In her statement to police, the woman told them that "she was extremely fearful" of Hall, the Crown told Judge Tim Preston during the hearing.
Court documents show that after being denied bail, Hall applied to have that decision reviewed by a higher court judge, saying circumstances of the case had changed.
The bail review was cancelled after the Crown stayed the charge against him on Jan. 19.
The charge was stayed on what's known as the "office docket," meaning it happened behind the scenes and not in front of a judge in a courtroom, according to provincial court records. A Crown representative said she did not recall the case but would be looking into it.

Girlfriend recants allegations

Documents show it's possible the Crown chose not to proceed with prosecution after Hall's girlfriend submitted a letter to the courts recanting her earlier statement to police.
In the handwritten, one-page document, the woman said her injuries were caused by trying to break up a booze and drug-fuelled dispute between Hall and his brother.
"Darren wasn't hitting or slapping me," the woman wrote. "If anything on my face was there, it would have been from getting in between them," she said.
"Darren is sitting in jail because by the time the cops showed up, I had so many mixed emotions … I wasn't even in my own state of mind once I was giving my statement.
"So I hope that this letter helps Darren Hall get out so he can be back at home with me," she wrote.
Under Manitoba law, prosecutors have one year to reinstate the charge against Hall.

First of all, the headline of this article, implies that this man has already served a sentence for another charge, when later in the article, they say that the charges were stayed and he was awaiting trial on another charge. 

The article fails to mention anything about the accused's background life (addictions, poverty, unemployment), that might be mitigating factors in this crime. 

By saying that this man was in prison on another charge, implies that is guilty and the public will be more likely to assume that he is guilty of this current crime, because he has already been charged with a previous crime. However, the article fails to mention that this man was never CONVICTED of that previous charge, which means he is innocent until proven guilty. Technically, he has no previous criminal record, because he was not convicted and this article portrays this man as guilty and only finds evidence to support that assumption. 

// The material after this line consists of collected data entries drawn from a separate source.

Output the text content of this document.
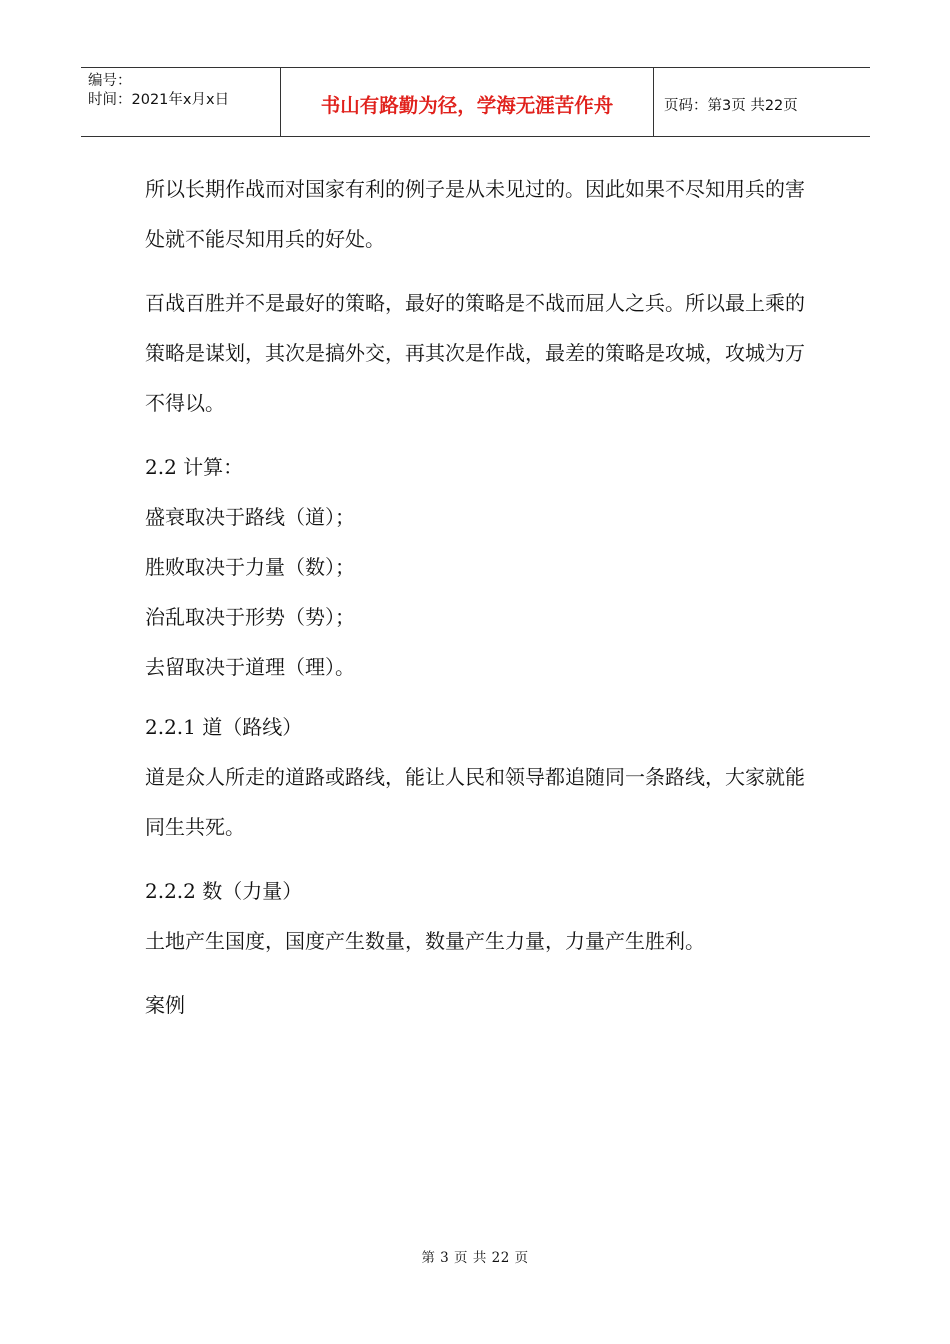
编号：
时间：2021年x月x日	书山有路勤为径，学海无涯苦作舟	页码：第3页 共22页

所以长期作战而对国家有利的例子是从未见过的。因此如果不尽知用兵的害处就不能尽知用兵的好处。

百战百胜并不是最好的策略，最好的策略是不战而屈人之兵。所以最上乘的策略是谋划，其次是搞外交，再其次是作战，最差的策略是攻城，攻城为万不得以。

2.2 计算：

盛衰取决于路线（道）；

胜败取决于力量（数）；

治乱取决于形势（势）；

去留取决于道理（理）。

2.2.1 道（路线）

道是众人所走的道路或路线，能让人民和领导都追随同一条路线，大家就能同生共死。

2.2.2 数（力量）

土地产生国度，国度产生数量，数量产生力量，力量产生胜利。

案例

第 3 页 共 22 页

It also only discusses what the Crown's allegations were, not the defence's, which is obviously biased and disproportionate. What were the events leading up to that alleged assault? Did the girlfriend have any role in initiating it? She later recanted her earlier statement by saying that he hadn't assaulted her, but by only stating this information at the end of the article, people have already formed their opinions from the biased beginning and will not change them now. 

This article will distort the public's perception of this accused man into believing/assuming that he is guilty of this current crime, simply because he was charged with another crime. What they will likely fail to realize, is that he was never convicted and has no previous record. The article only mentions the factors that support the claim of guilt and not anything that the defence said, mitigating factors of the crime or the accused's background information.